Vol. 12 #27: Thursday, June 14, 2007
Calgary's News & Entertainment Weekly
FFWD Weekly
VISUAL ARTS
by ANTHEA BLACK
Super-8-style prairie hoedown
Amalie Atkins’s Welcome to My Party is a real barn-burner
>>PREVIEW
WELCOME TO MY PARTY
Runs until June 23
Amalie Atkins
Stride Gallery

While many artists can't wait to flee for more cosmopolitan surroundings or create work to slip seamlessly into international art currents, Amalie Atkins's films are refreshingly homey.

Stride Gallery’s little screening room hosts a retrospective of her work that traces her love for the medium of Super-8 film, telling stories about her family and prairie lineage through eight of her short films. Her esthetic is implicitly local, where the images of roller rinks, mini postwar bungalows and wide open spaces are both familiar and elevated by Amalie's sense of wonder for these environs.
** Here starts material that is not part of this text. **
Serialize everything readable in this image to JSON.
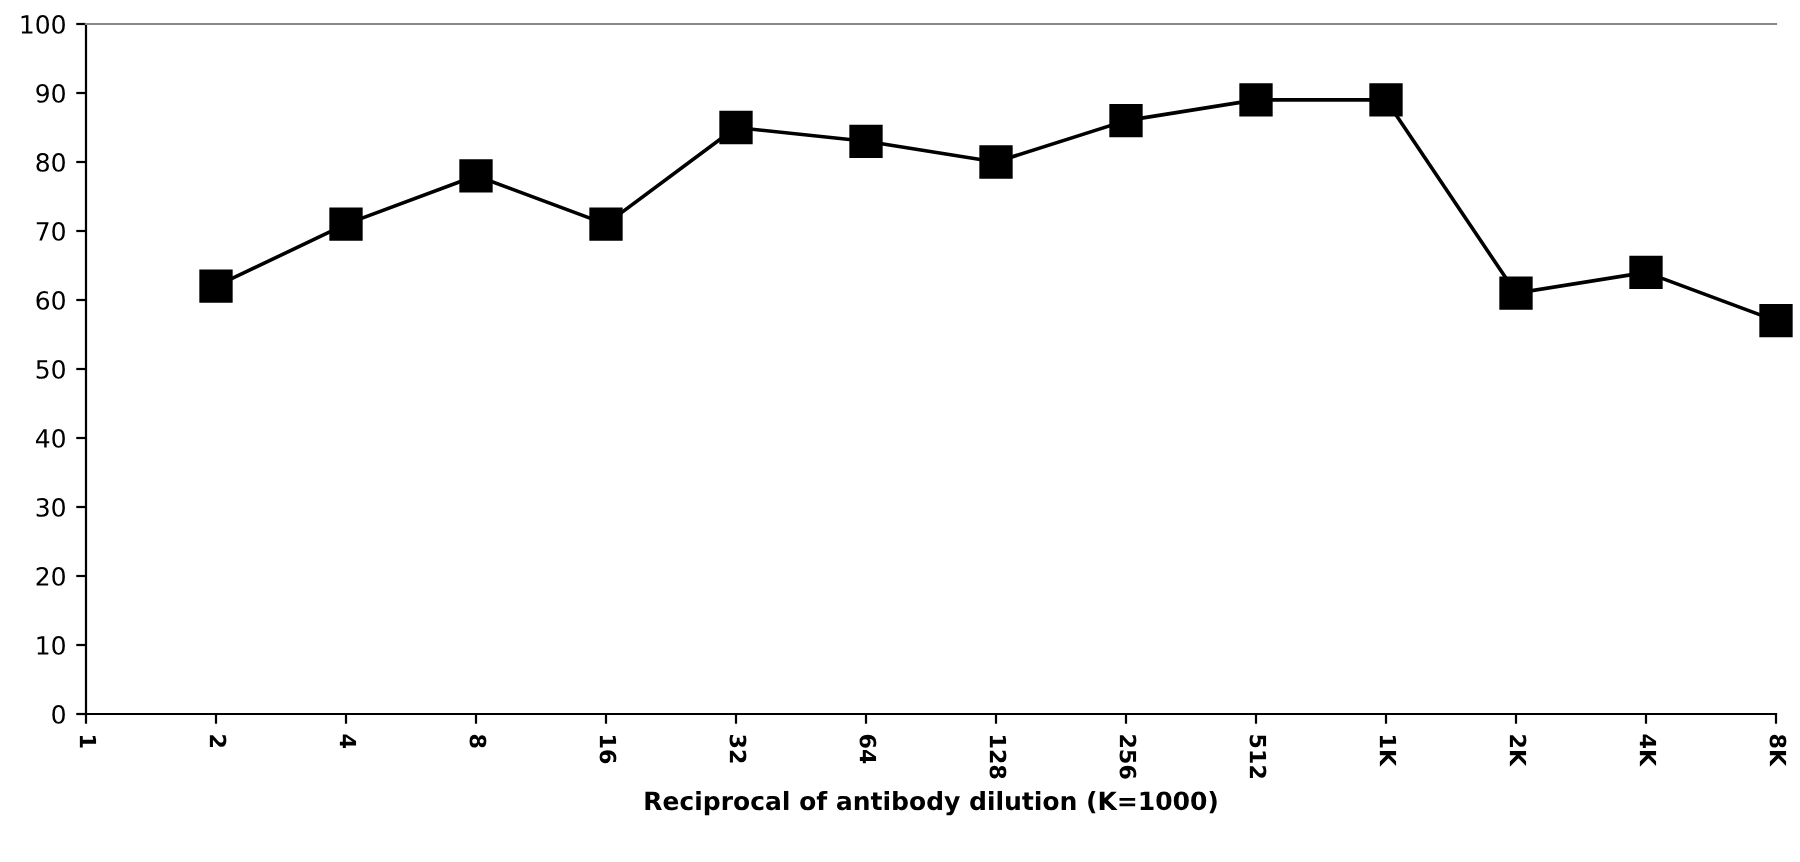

The Tooth Maker is a crackly black-and-white Super-8 charmer with Chaplinesque polka music. The pacing of the narrative and glowing contrasts of white snow and dark winter garments reminds one of the Saddest Music in the World by Winnipeg filmmaker Guy Maddin.

In Shoot the Duck, local artist Alexis Findlay stars as a pink-clad rollerskater with a fantasy about the slickest tricks. She receives a pretty fly pair of skates by mail-order (Sears catalogue, no doubt) and heads for some misadventures at the roller rink. Atkins's collaboration with other artists and family members continues in Bike Ballet, where the artist and her sister bust out some truly fabulous acrobatic moves while careening through Montreal on their bikes. It must be seen to be believed.

Sassy Syncronized Swimmers features Atkins’s collaborative method of working in all its glory. A cast of six artists performs an underwater routine at the Banff hot-springs while famed cultural theorist Jeanne Randolph narrates this 1920s fantasy. A throwback to the early days of the national park's history, the swimmers are clad in vintage swimsuits and perform earnestly. Randolph's wry impersonation of an Olympic sportscaster goes delightfully over the top, with descriptions of the team as "queens of the world." This is especially hilarious given Randolph's oeuvre of ficto-critical art writing and her preoccupations with cultures of sport.

Atkins is currently in residence at The Banff Centre, where I chatted with her about prairie snacks, her newest film starring her Mennonite aunt, and making films with friends and family.

Fast Forward: Do you think there is such thing as a prairie esthetic?

Amalie Atkins: I can see how someone might think that about my work, because it is based on the open spaces with less cityscapes. Bike Ballet was the only film that was shot in an urban situation, but it is still responding to empty spaces within an urban environment. If there isn't space, you cannot create something within that space.

The film that I am working on right now was really affected by living on the Prairies, living in Saskatoon. It's all about one character who is living in isolated landscapes, and there are lots of images of snow and the sky.

I don't know if it is prairie or Canadian, but winter is a huge theme for me. As an artist, you can just go under, be subterranean by just being in the studio or puttering around. That's where the winter is important, having all that time to work – mental space and time without all the distractions that you might have if you lived in a big city like Montreal. It's important to get out of the small city, too.

Is the newest work in the exhibition a film portrait of your Mennonite aunt?

I really wanted to make a film with her and about her – Russian Sugar Beans is about my relationship with her, but also about her relationship with the world. She lives half of each year in the city and half on the farm.

She's really obsessed with gathering fruits – this year she picked over 100 barrels of Saskatoon berries – and she has this competition with herself, where she picks all the fruit and gives it away. She has connections to the raspberry, strawberry and Saskatoon berry farmers and she goes in after the season and picks what is left. After growing up in poverty, the counterbalance is her gathering so that nothing goes to waste.

How does this collaborative storytelling approach influence your work?

My work is so much about home, and a lot of art making is about being outside of the home. Like artwork referencing artwork, but that's not what I’m doing – I’m making art that is close to me, about family, with Paul (my husband) doing the soundtrack. (My films are) not about a phenomenon that's way outside of my reality.